Organizers, who are calling for protests on Friday and Saturday (Oct. 9 and 10), are billing the events as the “Global Rally for Humanity.” (Photo courtesy of Global Rally for Humanity via Facebook)
Muslim leaders and anti-bigotry activists are girding for a weekend of protests -- some billed as “open-carry events” -- by groups known for their anti-Muslim views.
“We’ve never had this many events at once targeting mosques in this kind of national way,” said Heidi Beirich, who tracks hate groups at the Southern Poverty Law Center.
Organizers, who are calling for protests on Friday and Saturday are billing the events as the “Global Rally for Humanity.” Beirich describes the protesters as a loose affiliation of anti-Muslim extremists who do not seem to be organized by larger, better-known anti-Muslim groups, such as Pamela Geller’s American Freedom Defense Initiative.
“This mix of racist groups, anti-Muslim groups and anti-government groups is basically a recipe for disaster,” Beirich said.

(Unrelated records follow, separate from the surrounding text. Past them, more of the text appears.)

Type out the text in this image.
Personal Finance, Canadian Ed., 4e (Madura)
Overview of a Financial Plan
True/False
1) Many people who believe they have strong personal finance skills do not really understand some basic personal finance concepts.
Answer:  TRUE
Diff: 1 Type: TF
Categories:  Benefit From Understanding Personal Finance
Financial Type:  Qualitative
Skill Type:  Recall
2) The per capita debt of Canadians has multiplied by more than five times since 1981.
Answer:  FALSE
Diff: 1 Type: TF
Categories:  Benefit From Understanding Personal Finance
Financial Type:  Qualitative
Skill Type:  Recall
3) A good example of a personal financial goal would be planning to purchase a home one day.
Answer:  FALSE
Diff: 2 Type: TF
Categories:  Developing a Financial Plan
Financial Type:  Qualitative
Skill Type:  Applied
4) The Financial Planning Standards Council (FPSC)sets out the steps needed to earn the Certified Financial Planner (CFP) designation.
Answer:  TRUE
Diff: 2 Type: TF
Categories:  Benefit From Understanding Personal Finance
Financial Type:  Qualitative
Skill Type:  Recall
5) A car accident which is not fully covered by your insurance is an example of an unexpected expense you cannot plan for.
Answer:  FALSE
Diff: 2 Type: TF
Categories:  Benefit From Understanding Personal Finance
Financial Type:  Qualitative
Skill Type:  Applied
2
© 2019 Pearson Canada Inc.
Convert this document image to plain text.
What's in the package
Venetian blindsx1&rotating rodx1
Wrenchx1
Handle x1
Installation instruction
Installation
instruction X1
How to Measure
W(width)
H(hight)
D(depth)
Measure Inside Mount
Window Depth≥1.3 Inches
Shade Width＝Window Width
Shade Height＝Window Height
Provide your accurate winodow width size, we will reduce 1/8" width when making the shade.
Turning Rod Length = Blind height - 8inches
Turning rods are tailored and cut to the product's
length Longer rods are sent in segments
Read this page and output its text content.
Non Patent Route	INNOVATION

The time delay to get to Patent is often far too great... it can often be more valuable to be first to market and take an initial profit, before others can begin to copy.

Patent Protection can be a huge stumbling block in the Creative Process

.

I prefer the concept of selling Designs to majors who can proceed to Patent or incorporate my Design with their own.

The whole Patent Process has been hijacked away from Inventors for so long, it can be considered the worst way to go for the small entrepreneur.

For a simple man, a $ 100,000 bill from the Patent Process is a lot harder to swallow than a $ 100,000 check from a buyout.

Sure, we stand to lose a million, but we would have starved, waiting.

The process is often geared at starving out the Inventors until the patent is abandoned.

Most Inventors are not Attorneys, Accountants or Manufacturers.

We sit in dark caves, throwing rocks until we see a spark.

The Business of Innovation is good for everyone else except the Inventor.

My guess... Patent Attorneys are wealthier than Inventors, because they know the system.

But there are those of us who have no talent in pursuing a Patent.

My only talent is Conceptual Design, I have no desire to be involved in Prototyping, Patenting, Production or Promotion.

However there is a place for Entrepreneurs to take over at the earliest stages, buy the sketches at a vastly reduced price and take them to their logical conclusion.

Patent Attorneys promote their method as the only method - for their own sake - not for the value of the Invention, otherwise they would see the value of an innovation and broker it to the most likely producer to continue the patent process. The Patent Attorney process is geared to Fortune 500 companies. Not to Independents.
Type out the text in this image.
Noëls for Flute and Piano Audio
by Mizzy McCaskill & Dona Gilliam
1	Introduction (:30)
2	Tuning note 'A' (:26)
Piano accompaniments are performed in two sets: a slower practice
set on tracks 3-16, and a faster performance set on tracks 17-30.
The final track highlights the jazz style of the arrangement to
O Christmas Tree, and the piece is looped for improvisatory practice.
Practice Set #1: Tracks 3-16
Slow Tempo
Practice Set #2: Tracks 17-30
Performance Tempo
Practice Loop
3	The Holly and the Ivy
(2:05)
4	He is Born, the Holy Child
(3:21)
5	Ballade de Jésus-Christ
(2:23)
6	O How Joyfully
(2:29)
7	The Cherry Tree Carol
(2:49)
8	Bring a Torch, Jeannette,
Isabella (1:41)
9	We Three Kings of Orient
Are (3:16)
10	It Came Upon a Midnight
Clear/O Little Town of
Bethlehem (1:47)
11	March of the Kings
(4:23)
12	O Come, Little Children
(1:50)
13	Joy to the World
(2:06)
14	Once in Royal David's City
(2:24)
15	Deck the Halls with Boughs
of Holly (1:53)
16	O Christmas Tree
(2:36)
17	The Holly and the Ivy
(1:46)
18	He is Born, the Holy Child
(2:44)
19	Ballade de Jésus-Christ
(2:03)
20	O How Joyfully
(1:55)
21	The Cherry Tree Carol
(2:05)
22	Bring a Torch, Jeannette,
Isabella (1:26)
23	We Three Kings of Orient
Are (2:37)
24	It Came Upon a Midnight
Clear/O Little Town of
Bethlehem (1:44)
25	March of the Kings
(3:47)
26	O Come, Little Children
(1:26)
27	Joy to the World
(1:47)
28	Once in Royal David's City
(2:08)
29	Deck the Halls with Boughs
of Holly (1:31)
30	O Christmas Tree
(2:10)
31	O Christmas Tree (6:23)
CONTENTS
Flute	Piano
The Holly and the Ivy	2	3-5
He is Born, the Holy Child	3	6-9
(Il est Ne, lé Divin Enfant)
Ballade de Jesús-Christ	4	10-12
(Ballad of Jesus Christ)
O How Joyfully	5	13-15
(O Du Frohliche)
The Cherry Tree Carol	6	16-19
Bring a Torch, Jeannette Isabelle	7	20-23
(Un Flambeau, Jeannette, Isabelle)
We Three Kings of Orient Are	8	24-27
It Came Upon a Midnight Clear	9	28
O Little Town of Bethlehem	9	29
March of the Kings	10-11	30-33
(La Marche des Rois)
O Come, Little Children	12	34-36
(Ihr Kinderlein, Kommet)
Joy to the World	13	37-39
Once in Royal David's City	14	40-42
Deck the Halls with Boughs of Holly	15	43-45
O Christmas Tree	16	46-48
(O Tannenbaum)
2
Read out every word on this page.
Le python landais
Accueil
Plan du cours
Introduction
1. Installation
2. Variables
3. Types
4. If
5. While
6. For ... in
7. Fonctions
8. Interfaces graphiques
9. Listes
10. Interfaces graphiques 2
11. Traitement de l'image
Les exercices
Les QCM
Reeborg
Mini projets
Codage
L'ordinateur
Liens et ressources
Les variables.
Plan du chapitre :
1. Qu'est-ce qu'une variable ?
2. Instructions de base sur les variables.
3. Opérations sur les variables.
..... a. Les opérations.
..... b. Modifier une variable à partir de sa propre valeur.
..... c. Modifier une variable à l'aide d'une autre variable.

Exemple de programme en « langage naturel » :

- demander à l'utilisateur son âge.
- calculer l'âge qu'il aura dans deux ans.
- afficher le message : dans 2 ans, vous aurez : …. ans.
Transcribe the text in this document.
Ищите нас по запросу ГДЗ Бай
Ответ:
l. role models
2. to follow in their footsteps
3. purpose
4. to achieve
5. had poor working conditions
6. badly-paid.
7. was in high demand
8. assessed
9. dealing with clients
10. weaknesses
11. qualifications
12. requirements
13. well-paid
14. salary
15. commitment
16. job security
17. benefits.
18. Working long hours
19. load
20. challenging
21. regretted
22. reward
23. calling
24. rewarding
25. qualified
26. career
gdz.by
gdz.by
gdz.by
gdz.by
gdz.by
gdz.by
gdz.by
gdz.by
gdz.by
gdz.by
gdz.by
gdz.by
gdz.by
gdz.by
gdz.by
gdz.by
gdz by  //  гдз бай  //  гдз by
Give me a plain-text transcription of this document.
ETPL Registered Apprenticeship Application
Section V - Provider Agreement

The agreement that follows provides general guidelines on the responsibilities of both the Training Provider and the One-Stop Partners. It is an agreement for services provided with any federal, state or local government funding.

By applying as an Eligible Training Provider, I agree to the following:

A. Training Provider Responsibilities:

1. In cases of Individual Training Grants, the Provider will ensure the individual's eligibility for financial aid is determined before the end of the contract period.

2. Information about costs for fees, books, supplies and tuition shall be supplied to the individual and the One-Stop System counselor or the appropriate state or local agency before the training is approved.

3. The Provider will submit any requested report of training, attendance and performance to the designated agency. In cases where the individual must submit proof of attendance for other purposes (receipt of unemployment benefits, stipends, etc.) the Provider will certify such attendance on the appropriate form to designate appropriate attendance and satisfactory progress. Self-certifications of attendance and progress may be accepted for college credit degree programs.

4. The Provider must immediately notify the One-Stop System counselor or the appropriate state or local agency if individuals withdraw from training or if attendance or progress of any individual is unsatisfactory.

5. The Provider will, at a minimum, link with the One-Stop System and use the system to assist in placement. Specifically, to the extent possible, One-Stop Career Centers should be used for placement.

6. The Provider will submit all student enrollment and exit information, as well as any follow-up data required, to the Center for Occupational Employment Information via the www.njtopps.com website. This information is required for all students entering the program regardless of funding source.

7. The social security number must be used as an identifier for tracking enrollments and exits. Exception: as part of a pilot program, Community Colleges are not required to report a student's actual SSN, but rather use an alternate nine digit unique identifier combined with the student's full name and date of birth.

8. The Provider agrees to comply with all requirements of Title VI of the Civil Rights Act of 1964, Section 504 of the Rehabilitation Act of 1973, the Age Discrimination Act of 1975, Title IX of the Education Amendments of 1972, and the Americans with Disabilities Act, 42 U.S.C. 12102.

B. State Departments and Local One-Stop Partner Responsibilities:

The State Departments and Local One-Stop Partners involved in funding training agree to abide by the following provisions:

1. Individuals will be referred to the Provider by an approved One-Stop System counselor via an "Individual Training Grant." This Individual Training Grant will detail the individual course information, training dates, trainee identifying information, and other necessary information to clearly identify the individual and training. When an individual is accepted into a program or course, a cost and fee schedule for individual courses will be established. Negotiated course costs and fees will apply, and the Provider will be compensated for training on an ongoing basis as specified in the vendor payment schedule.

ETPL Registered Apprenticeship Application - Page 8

Kalia Abiade, of the Center for New Community, a Chicago-based anti-bigotry group, said some of the largest crowds are expected to protest outside mosques and Muslim community centers in Phoenix; Arlington, Texas; Dearborn, Mich.; and Ocala and Spring Hill, Fla. At least 20 protests are planned.
Some are scheduled for Friday, the Muslim day of prayer, but many are scheduled for Saturday, when mosques are often filled with children going to religious class.
Law enforcement agencies -- from the Department of Homeland Security to the FBI to local police -- are working with mosques and Muslim community centers to help keep them safe, said participants in a Thursday conference call hosted by the Center for New Community and other groups concerned about the vitriol of the protesters and the potential for violence.
Some mosques are hiring off-duty police to increase security. Muslim leaders are reviewing safety procedures with congregants and, in some cases, organizing counter-events, such as the free community health clinic planned in Spring Hill, Fla.
Paul Galloway, executive director of the American Center for Outreach in Tennessee, said law enforcement agencies in Tennessee’s urban areas have been exceedingly cooperative as Muslims prepare for a possible onslaught of anti-Muslim sentiment.
But in the past three months alone, he added, two Tennessee sheriffs have publicly made anti-Muslim comments. In more rural areas where sheriffs are elected, such bigotry “degrades our confidence in law enforcement,” he added.
Galloway is working to protect the mosque in Murfreesboro, Tenn., which was picketed by anti-Muslims even before it opened in 2012.